From: Joel Peter Anderson (email@example.com)
Date: Thu May 08 2003 - 22:38:18 EDT
On Thu, 8 May 2003, Howard J. Van Till wrote:
> In response to the article on "Digital organisms" someone posted:
(me; at last I'm a "someone"!)
> > In other words, "a bunch of us deliberately set out to design a system in
> > which certain things would happen, when they happened, we announced that
> > our role in the process was unnecessary"
> I consider that to be an unfair caricature that misses the point of ID's
> Designer role.
Hm - I thought one of the more serious and valid criticisms was that the
"ID's Designer role" isn't well defined...

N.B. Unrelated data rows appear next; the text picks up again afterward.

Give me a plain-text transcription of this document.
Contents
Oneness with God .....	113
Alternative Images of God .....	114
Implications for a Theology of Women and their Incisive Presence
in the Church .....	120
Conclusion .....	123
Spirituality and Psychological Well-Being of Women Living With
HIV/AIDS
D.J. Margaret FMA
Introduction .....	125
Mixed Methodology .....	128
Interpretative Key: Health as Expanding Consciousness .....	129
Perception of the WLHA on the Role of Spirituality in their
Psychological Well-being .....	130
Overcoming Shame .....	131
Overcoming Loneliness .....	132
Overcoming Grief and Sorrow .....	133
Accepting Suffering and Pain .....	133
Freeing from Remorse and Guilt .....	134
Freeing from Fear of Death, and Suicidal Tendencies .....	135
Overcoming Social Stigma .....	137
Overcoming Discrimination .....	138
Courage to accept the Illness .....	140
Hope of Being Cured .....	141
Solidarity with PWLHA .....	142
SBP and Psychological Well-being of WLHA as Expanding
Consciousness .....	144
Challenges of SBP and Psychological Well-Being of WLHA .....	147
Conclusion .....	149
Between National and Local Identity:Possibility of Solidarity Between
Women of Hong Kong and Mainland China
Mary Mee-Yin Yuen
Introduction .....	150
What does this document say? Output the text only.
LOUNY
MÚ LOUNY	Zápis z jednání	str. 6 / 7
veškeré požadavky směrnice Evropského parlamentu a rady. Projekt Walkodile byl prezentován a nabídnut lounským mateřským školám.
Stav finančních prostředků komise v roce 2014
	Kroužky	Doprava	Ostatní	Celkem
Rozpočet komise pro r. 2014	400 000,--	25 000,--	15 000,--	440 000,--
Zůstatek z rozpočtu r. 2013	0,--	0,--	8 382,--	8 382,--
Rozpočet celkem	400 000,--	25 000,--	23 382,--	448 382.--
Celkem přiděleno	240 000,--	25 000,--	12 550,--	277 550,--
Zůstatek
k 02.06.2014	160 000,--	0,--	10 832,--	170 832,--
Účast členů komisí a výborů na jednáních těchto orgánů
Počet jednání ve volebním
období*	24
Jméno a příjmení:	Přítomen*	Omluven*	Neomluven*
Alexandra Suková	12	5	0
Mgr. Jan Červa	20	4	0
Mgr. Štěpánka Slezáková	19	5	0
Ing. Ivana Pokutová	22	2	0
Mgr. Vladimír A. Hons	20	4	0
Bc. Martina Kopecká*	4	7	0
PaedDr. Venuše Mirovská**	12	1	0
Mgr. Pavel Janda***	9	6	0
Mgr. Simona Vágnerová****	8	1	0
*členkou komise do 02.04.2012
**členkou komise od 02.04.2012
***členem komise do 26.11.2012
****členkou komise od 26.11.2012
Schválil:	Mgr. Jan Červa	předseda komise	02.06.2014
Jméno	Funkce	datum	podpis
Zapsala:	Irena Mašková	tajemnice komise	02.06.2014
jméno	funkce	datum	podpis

> Once again, it seems that the character of the ID thesis is lost in a sea of
Like I said...
> In this experiment, the equivalent of Intelligent Designer action posited by
> the ID movement would have been quite different:
How do you know this? ID isn't so precisely defined that you can say
The experiment simulated what it set out to simulate - that computer
programs can be created that will evolve. This doesn't happen in the wild
though - you have to design an environment that will let it work. This
isn't news and this isn't surprising. What would be surprising is if the
programming environment itself had come into being by chance. It didn't.
> ID is not about the mental action of design, it is about non-natural,
> hand-like assembling action.
Again, you are pretty explicitly telling us what ID is - the books I have
on ID don't give me that kind of definition.